We arrived mid-afternoon on the Monday and headed out of the B&B at nearly 6pm. We stopped for a first little drink at Campo de'Fiori, a square that we had somehow managed to miss on previous visits. When here in 2008, we had attempted to visit the Trastevere part of town which, according to the guidebooks, is lovely and quaint and a must-see. The last time we tried, we must have taken a wrong turn somewhere because we ended up in a rather squalid, council-estate type area! This time we got it right and agreed entirely with the guidebooks. It's a lovely area with little streets, plenty of restaurants and bars, all clearly frequented by Italians - always a good sign. The B&B host had recommended Ristorante Da Augusto for dinner, but when we arrived at around 7.30pm, there were about 20 people queuing outside. Now that might be a good sign as far as quality is concerned, but when you've spent most of the day since 6.45am travelling, waiting that long for a table isn't an option. Instead we went to Osteria Margherita, a lovely little pizzeria down a side street and sat outside enjoying huge stone-baked pizzas and a well-deserved glass of wine or two. On the way back, we stopped at Mimi e Coco for another quick digestif. That decision may, of course, have been to blame for our first late-night taxi ride.

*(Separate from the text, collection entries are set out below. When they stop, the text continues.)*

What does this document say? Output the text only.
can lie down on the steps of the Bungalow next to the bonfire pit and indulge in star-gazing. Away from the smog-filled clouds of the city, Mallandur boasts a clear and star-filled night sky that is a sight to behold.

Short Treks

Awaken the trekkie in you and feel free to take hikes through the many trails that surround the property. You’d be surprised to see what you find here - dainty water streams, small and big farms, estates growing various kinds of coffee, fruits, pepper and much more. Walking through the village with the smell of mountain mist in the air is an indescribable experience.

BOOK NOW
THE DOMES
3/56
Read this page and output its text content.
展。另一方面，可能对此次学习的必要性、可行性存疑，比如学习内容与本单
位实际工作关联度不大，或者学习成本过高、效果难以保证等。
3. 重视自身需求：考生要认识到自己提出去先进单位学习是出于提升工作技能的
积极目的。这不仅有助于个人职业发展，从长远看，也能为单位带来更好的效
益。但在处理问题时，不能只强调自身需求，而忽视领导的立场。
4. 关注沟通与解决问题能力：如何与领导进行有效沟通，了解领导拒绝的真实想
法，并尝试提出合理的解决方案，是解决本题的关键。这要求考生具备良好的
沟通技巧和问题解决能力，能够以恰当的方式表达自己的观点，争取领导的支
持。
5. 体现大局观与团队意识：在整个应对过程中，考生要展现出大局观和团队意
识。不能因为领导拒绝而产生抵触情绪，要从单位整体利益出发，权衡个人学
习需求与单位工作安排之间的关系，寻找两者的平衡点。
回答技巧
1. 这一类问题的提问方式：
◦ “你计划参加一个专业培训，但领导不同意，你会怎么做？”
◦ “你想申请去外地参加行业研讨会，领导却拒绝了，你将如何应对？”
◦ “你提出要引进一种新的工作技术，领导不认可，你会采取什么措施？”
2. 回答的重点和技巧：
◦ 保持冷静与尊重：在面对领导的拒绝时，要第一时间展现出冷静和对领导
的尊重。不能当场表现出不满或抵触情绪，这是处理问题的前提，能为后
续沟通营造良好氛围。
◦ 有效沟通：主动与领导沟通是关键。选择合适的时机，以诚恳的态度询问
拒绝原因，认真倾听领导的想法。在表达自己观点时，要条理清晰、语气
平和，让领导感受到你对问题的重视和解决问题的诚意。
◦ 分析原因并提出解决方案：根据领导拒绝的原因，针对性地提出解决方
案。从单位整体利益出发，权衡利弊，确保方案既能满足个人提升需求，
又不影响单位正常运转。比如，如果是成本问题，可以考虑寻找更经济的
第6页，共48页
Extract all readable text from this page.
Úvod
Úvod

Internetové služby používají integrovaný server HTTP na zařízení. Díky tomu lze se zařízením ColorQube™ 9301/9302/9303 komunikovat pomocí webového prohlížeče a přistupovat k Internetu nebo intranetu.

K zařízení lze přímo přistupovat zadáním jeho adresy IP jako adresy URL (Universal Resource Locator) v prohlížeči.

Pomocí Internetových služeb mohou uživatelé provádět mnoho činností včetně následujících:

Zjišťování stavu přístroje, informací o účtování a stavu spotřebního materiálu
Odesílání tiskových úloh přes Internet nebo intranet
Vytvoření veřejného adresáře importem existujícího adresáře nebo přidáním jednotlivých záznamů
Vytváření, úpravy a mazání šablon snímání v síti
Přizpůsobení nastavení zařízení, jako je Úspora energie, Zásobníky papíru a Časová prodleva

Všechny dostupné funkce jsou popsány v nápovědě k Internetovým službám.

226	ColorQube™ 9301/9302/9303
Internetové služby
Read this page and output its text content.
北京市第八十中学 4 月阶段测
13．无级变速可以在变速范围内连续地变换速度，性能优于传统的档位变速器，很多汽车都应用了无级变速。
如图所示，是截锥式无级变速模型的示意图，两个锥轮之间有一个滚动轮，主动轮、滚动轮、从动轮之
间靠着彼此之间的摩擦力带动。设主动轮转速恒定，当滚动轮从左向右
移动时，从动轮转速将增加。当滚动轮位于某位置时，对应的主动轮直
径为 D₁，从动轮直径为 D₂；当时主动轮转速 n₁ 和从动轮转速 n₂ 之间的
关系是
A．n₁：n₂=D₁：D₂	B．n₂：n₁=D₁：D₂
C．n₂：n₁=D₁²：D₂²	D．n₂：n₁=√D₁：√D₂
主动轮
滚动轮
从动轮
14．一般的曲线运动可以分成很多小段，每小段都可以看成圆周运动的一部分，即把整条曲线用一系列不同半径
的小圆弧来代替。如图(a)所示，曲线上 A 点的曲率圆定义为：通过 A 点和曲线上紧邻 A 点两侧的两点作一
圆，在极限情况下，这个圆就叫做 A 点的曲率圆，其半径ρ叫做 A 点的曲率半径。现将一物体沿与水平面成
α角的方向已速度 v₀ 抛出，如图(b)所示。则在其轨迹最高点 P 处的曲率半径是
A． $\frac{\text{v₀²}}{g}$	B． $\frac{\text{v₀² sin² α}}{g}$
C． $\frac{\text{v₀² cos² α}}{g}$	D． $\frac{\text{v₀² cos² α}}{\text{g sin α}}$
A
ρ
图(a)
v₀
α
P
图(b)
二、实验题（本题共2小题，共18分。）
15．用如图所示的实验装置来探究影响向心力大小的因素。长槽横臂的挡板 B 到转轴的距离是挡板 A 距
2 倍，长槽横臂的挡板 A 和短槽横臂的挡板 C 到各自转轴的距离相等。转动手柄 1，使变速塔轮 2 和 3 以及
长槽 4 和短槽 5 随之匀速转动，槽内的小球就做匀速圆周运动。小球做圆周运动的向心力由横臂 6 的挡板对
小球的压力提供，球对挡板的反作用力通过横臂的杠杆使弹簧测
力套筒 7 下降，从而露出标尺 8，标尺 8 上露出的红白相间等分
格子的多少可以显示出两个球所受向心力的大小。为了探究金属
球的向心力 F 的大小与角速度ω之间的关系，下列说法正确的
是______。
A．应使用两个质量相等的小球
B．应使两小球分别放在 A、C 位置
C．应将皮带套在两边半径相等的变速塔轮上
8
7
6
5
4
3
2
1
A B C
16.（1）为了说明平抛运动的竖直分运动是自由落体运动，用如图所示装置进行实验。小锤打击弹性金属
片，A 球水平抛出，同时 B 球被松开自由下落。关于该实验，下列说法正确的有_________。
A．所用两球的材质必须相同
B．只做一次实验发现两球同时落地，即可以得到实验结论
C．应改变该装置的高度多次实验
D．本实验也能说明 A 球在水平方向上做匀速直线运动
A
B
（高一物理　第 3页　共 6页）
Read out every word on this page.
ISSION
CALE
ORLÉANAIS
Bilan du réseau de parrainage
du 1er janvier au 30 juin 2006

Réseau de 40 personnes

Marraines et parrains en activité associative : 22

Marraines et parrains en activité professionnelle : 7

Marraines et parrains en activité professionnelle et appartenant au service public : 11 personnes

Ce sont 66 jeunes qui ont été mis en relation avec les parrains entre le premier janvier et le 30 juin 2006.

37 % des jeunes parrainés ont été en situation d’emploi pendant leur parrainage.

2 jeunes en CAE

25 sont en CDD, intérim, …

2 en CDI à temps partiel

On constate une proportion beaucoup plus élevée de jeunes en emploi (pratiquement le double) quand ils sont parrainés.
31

On the Tuesday, we decided to take a side-trip. We had been tossing up between Tivoli, Ostia Antica and Orvieto. Due entirely to the contents of a well-timed article in the Easyjet in-flight magazine on the way over, we settled on Tivoli. What a great choice! An hour from Rome and only €3 each way on the train, Tivoli is a lovely little town with a splendid combination of old and new. We had a quick drink on arrival, failed to find the tabac where a passing German tourist had told us we could get a free map of the town, and headed off. After a couple of hours, we followed the brown tourist signs to Villa Gregoriana. What a find! After several devastating floods, the river Tiber was diverted in the early 1800s into this valley, creating several amazing waterfalls. There was already an ancient Acropolis there but by the early 20th century the whole thing had gone to ruin and for many years, it was a dumping ground for unwanted rubbish (including fridges, washing machines etc). Thanks to the Italian version of the National Trust, it was cleaned up and opened to the public in 2005. It took us about three hours to cover the whole thing - steep paths with lots of little diversions to panoramic views, grottoes, waterfalls, low and sometimes narrow passageways but it was a lovely way to spend the afternoon. Given that the temperature was hovering around 28 degrees in the sun, we were quite grateful for the shade of the trees and the relative coolness of the valley. We emerged at the Temples exit just in time to walk to the station and head back to town for some dinner.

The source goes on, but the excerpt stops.